Virtual Exchange Component

  • Vague or unclear exchange activities
    • The logistics and content of the exchange were not clear in critical areas, which left reviewers struggling to envision what the actual exchange activities would entail.
    • Proposals lacked information about their virtual exchange experience or their plans to bring in necessary expertise.
    • Unclear how the program would balance asynchronous activities with synchronous, especially considering time differences.
  • Exchange aspect not substantive
    • Not clear that substantive communication or collaboration between young people in different countries would take place. Some proposals emphasized a description of program content without providing a clear picture of what the exchange would involve.
    • For programs intending to have small group work, group sizes of 20+ in a virtual setting did not contribute to intended design.


  • Incentive structure
    • Unequal value for participants in the U.S. and MENA region. For example, participants on one side proposed to be paid to serve as tutors to the participants on the other side. Paying participants is not a model the Initiative can support through its grants.
  • Unclear credentials or benefit to participants upon completion of program
    • Some proposals missed an opportunity to explain how they would meet the interests young people have in many contexts for credentials that demonstrate their employability.

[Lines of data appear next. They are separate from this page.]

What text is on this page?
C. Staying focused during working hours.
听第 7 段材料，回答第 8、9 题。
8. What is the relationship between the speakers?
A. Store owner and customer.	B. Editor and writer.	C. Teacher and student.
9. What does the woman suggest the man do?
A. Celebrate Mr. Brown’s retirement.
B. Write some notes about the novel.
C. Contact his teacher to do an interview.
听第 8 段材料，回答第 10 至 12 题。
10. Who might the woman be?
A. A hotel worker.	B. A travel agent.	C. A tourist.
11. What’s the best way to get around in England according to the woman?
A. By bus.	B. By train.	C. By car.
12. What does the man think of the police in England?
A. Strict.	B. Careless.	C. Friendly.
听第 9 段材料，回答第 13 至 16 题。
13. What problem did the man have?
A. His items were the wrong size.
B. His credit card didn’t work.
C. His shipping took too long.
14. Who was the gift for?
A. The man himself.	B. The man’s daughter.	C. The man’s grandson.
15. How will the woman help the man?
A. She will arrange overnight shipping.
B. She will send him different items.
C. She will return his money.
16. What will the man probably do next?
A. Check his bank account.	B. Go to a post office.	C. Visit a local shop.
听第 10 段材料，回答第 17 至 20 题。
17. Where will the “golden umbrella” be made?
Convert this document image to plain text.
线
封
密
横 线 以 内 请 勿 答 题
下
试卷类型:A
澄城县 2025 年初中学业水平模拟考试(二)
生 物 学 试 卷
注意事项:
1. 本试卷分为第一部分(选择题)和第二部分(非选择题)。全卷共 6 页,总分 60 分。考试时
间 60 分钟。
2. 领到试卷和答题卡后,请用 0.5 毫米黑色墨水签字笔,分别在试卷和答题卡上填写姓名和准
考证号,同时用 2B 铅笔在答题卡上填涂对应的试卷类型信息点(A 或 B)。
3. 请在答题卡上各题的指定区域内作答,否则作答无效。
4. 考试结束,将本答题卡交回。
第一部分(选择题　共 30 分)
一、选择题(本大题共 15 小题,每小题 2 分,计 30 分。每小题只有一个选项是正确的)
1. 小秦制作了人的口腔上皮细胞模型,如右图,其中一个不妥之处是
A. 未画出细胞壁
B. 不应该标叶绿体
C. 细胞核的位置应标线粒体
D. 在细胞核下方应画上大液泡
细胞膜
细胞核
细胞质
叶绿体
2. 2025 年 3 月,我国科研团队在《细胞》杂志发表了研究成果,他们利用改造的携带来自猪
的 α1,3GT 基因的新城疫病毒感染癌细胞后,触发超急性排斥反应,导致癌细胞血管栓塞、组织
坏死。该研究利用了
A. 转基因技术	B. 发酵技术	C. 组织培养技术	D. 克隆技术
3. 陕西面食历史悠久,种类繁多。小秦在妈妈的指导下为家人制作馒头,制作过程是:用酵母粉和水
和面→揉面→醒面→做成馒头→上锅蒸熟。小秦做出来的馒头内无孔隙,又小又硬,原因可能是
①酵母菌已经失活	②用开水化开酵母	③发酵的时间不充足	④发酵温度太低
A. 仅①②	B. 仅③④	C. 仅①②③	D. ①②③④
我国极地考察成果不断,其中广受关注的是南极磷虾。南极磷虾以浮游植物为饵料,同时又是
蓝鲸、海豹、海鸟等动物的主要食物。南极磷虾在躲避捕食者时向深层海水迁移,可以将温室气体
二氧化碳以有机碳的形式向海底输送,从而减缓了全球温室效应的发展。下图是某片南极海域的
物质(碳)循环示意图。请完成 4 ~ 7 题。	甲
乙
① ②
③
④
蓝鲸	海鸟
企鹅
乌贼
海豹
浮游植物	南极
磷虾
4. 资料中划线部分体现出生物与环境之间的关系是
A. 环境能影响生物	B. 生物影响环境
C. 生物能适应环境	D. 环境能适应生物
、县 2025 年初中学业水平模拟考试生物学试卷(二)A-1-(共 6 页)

  • Disproportionate focus on U.S. or MENA
    • In some proposals, the participant overview focused on American youth or MENA youth rather than adequately describing participants in both places.
    • Some programs had imbalanced descriptions of their benefits, for example, by describing the benefits for youth in either the U.S. or MENA region without mentioning the benefits for youth in the other region.
  • Imbalances in number of participants or facilitators
    • Several proposals had vastly different numbers of participants or facilitators in the U.S. or MENA region without justifying the disparity.